Abstract The discovery of protoplanets and circumplanetary disks provides a unique opportunity to characterize planet formation through observations. Massive protoplanets shape the physical and ...chemical structure of their host circumstellar disk by accretion, localized emission, and disk depletion. In this work, we study the thermal changes induced within the disk by protoplanet accretion and synthetic predictions through hydrodynamical simulations with postprocessed radiative transfer with an emphasis on radio millimeter emission. We explored distinct growth conditions and varied both planetary accretion rates and the local dust-to-gas mass ratios for a protoplanet at 1200 K. The radiative transfer models show that beyond the effect of disk gaps, in most cases, the circumplanetary disk (CPD) and the planet’s emission locally increase the disk temperature.

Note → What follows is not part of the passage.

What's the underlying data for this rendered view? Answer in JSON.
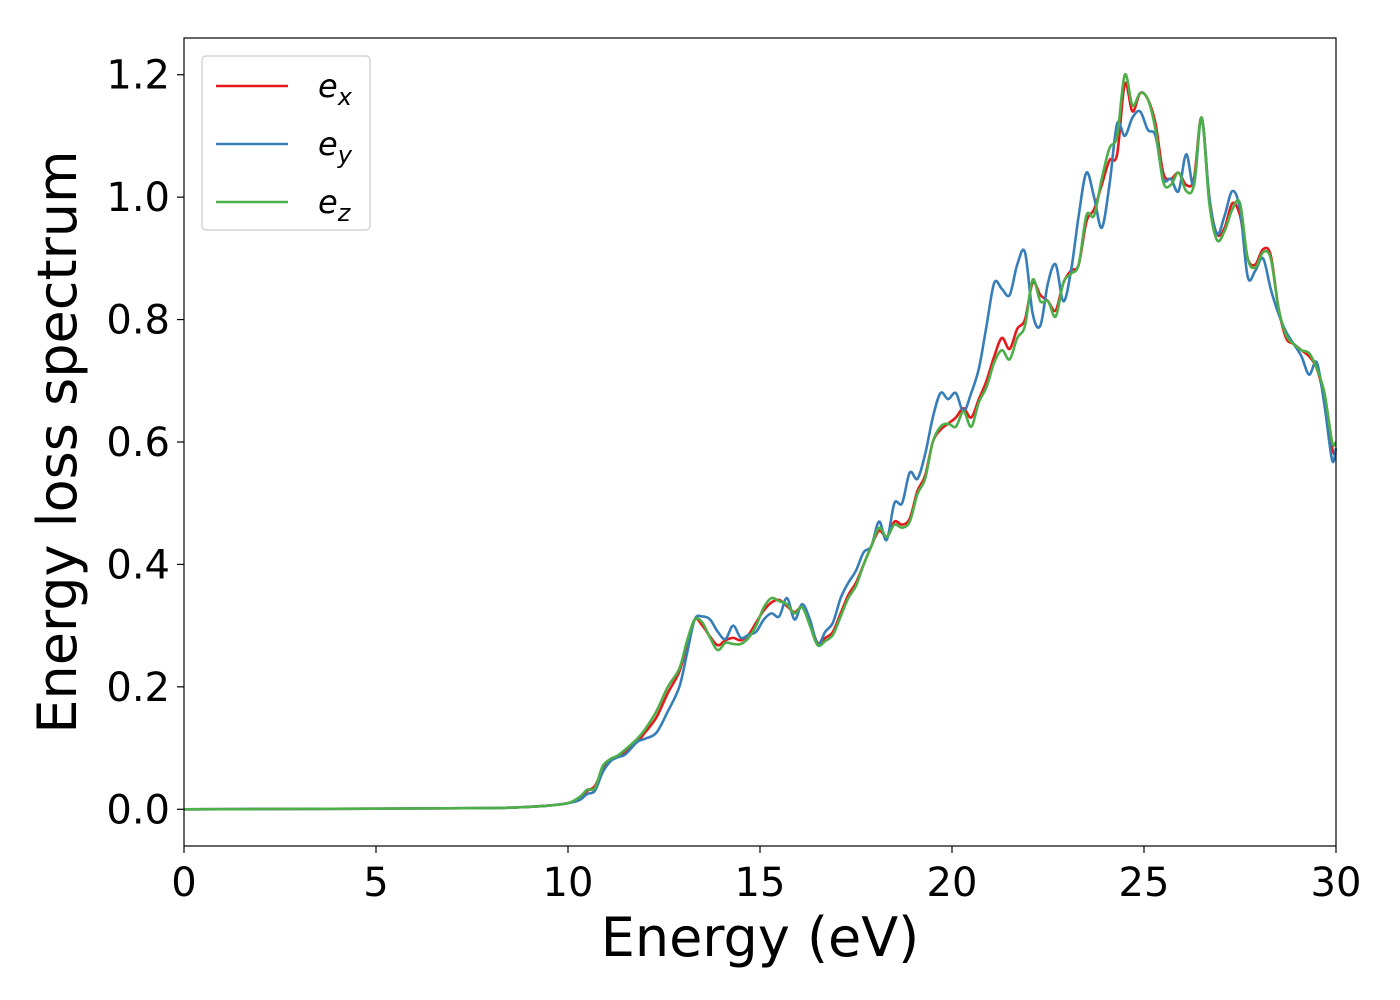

Moreover, depending on the local dust-to-gas depletion and accretion rate, the presence of the CPD may have detectable signatures in millimeter emission. It also has the power to generate azimuthal asymmetries that are important for continuum subtraction. Thus, if other means of detection of protoplanets are proven, the lack of corresponding evidence at other wavelengths can set limits on their growth timescales through a combined analysis of the local dust-to-gas ratio and the accretion rate.